CSV論文を発表して7年後の今、Shared Valueに関するムーブメントが進化し、面白い時期になっている。ビジネスの社会における役割について、何をすべきかまだ混乱はある。しかし、ビジネスおよび資本主義が本質的に変化している。ビジネスにも社会的役割が求められるようになり、フィランソロピー、CSR、そして7-8年前から、Shard Valueが広まっている。CSRは重要ではあるが、基本的に社会への悪影響を軽減するもの。その次のステップとして、ビジネスそのもので社会にインパクトを与えるShared Valueが求められている。次のステップに向けて、時間はかかっているが、いろいろな基礎がつくられてきており、皆が、ビジネスが社会にインパクトを与えるべきことには同意する。インパクトとは何か?については、いろいろな議論はあるが、このSummitに参加している企業の取り組みなど、実績は出来てきている。

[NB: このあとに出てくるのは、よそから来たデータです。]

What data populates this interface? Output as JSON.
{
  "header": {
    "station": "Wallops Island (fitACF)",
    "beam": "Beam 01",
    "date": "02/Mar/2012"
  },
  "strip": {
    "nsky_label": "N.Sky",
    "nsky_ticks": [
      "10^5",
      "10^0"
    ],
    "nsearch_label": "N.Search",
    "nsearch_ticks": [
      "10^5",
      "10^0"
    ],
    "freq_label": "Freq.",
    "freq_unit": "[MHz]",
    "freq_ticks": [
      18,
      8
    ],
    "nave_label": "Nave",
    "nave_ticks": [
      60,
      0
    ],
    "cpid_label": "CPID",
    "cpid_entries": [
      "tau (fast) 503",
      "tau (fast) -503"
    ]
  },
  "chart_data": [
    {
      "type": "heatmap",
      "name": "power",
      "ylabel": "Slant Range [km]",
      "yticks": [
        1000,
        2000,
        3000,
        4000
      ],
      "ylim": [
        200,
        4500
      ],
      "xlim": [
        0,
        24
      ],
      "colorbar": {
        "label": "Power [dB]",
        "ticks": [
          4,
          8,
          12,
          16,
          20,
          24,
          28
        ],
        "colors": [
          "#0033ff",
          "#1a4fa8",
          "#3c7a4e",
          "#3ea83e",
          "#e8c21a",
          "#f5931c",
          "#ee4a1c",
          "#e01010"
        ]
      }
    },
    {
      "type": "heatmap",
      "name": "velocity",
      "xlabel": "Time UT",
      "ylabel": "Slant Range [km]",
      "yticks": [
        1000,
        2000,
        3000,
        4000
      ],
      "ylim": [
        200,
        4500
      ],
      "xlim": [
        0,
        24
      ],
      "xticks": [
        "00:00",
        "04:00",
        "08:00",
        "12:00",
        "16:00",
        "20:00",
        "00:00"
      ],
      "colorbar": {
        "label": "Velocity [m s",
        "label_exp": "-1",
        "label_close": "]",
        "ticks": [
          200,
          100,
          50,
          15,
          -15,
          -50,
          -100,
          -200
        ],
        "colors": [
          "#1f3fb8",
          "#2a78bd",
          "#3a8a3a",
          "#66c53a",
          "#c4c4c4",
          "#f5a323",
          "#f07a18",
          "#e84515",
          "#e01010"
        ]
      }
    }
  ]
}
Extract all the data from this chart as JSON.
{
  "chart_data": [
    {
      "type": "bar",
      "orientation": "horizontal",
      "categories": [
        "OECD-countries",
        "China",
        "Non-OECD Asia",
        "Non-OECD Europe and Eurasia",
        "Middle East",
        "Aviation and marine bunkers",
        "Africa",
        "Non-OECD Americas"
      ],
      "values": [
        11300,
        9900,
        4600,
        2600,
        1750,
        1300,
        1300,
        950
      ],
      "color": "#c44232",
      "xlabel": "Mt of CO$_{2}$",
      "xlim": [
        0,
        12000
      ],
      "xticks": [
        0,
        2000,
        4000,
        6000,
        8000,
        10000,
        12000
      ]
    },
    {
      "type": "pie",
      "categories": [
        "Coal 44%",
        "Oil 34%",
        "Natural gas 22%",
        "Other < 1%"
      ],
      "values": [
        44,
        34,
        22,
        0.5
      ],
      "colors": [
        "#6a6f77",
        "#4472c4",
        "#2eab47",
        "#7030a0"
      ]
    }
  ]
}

これまでは、投資家が問題とされてきた。投資家は、基本的には、社会インパクトを求めることは利益を減らすと考えてきた。しかし、投資家も社会インパクトに対応するようになってきており、社会的問題のある企業には投資しない、企業をESG指標でランク付けし、それを考慮したポートフォリオを組むなどの取り組みをしている。小さい動きではあるが、インパクト投資なども行われている。そして、2018年に大きな動きがあった。ブラックロックが企業に社会的目的(Social Purpose)の追求を求める手紙を出した(下記ブログ参照)。他にも同様な考え方を持っている投資家がいる。昨日も。CNBCで、「ウォールストリートのアクティビストや投資家が、社会や環境の取り組みに自分たちのお金を使い始めている。彼らは、それを利益が上がるもの見ている」という記事があった。

www.cre-en.jp/mizukami-blog/?p=3260#.Wu0cgExuJdg

こうした流れの中で、ビジネスリーダーには実践が求められている。ビジネスに社会的役割を求めるコンセプトとして、サーキュラーエコノミー、グリーンキャピタリズム、ネットポジティブなどいろいろなものがある。しかし何をすべきかが、提示されていない。トリプルボトムラインはShared Valueに近いが、具体的に何をすべきかのガイド(プレイブック)はない。CSRの取り組みは行われてきたが、次のステップでは、社会課題にビジネス、ビジネスモデルで対応することが求められる。ビジネスには利益が必要。利益があるからこそ、資本主義のマジックを活用できる。利益があるからこそ、持続可能でスケールすることができる。社会課題への取り組みを純粋にビジネスとして考える必要がある。世界はそれに向けた準備ができている。

今でも環境や安全への対応がコストになるというトレードオフ思考を持っている人はいる。そうした人は、外部性の考えに囚われている。例えば、環境負荷は無駄があることを示しており、それをなくすことでコストが下がる。これまでは経済学者の作った観念に囚われてきた。しかし、市場を通じて社会課題は解決できる。ビジネスの仕事は、HOWを実践すること。様々な事例が集まってきており、投資家の考えも変わってきた今が実践すべきとき。

Shared Valueは、単に良きことをするのではなく、戦略である。戦略とは差別化すること。社会・環境課題への対応で差別化することができる。バリューチェーンの様々な側面も、Shared Value思考で進化させることができる。Shared Valueは、ゼロサムではなく、プラスサムの競争を追求し、競争のやり方を変える。Shared Valueの考えで、様々な機会、戦略の方法が広がる。Shared Valueには多くの事例があり、プレイブックを提示している。

流通のダースベーダーのような存在だったウォルマートは、Shared Valueでビジネスのやり方を変えた。ビジネススクールでは、Shared Valueが当たり前に教えられるようになった。世界各地でShared Valueのイニシアチブが進められている。フォーチュンではShared Valueの優れた企業をリスト化している。いろいろなピースは集まりつつある。Shared Valueの機会は広がりつつある。私は世界の将来を楽観的に見ている。Shared Valueに向けた変化は始まったばかりだ。